И второй клинок, который она держала в левой руке, пребольно ткнул меня в тощий мой зад. Хорошо еще не в самый центр, а в ягодицу. Но все равно очень даже неприятно!
— Нечестно! Мы с одним ножом занимаемся!
— А я плевала на честность! Ты что, считаешь, твои противники всегда будут честны?! Да ты тогда совершеннейший болван! Держись! Ну-ка?!
Клинки замелькали в воздухе, жаля, подсекая, норовя сломать ребро или выбить глаз. Старуха была неумолима. Когда я однажды попенял ей на то, что она может и в самом деле выбить мне глаз — старая карга сказала, что оплатит мне восстановление глаза у лучшего мага-лекаря, но все равно его мне выбьет. Если я такой осел, что не могу уклониться от простого тычка в лицо — нафига ей такой помощник?
Три недели я упорно, каждый день, дважды, трижды в день занимаюсь рукопашкой и вообще физухой. Отжимаюсь, растягиваюсь, поднимаю тяжести, подтягиваюсь — все, как и положено в учебке. Селена подключилась к занятиям в первое же утро моего пребывания в ее доме, и вела себя точно как инструкторы в учебке спецназа — безжалостная, резкая, и неумолимая. Я весь был в синяках! Ну весь, с ног до головы! Даже самое святое не пожалела — отбила и ЭТО. Врезала мне в пах, старая гадина. Думал, сдохну — пришлось прыгать на корточках. А эта старая карга радостно хохотала, глядя на мои страдания. А потом заявила, что это мне урок — не смотри на внешность противника, не думай, что он слабее и глупее тебя, жди от него любой пакости, в том числе и такой. И еще — не надо смотреть на то, кто перед тобой стоит, женщина, или мужчина. Женщина бывают гораздо опаснее мужчин!

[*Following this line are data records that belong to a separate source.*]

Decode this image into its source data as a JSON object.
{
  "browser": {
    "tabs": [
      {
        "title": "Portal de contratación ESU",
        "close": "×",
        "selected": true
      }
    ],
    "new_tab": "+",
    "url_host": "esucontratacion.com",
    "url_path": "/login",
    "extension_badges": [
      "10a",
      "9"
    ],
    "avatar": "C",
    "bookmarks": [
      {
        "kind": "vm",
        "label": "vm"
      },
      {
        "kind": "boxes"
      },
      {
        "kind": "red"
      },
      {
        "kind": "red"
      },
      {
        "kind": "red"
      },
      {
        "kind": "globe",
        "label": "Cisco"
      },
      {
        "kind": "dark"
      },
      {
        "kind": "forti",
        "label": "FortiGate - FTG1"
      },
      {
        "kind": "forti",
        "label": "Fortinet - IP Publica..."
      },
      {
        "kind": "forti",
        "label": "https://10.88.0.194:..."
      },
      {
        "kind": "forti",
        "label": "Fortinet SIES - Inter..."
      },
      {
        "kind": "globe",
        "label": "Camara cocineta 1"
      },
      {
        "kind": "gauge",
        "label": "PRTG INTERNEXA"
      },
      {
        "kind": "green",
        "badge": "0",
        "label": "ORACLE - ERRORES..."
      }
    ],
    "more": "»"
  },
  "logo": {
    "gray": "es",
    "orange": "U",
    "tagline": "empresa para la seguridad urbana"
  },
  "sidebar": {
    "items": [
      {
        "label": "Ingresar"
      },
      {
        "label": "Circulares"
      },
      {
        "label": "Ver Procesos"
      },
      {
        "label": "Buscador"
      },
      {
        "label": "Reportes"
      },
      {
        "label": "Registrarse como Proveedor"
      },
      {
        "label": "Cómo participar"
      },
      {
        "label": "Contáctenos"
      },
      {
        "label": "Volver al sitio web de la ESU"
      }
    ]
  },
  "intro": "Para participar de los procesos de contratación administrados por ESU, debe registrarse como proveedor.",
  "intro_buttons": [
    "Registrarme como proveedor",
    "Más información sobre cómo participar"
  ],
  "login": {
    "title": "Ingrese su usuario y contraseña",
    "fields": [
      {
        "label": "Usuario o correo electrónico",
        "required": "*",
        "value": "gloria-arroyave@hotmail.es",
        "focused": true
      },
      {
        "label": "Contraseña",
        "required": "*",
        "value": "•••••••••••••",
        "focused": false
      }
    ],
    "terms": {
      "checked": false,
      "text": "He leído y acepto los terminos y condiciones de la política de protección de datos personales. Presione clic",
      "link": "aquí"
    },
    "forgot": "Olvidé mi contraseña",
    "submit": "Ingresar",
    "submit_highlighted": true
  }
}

Банально? На Земле нет опасных женщин? Да более чем достаточно! Вот только здесь их точно больше, чем в моем мире. По крайней мере — потому, что тут при наборе в армию или наемники нет ни малейшего разделения по полам. Это у нас берегут женщин, и если они служат в армии, то в основном на «женских» должностях. Не связанных с боевыми действиями напрямую. То есть — в штурмовых отрядах женщин ты точно нигде не найдешь. Ну, может кроме израильской армии, да и то сомневаюсь, чтобы израильтянки бегали с пуленепробиваемыми щитами и выбивали двери ударами кувалды. Здесь же это в ранге положенности. Хочешь служить, хочешь сложить свою голову за империю, или за жалованье плюс мародерка — нет препятствий патриотам. С пятнадцати лет, считающихся возрастом зрелости, ты можешь делать со своей жизнь и судьбой все, что тебе заблагорассудится. Вот так в армию попала Селена, так в армию попала и Аурика. Пошли служить, да и застряли в армейской дыре на долгие десятки лет.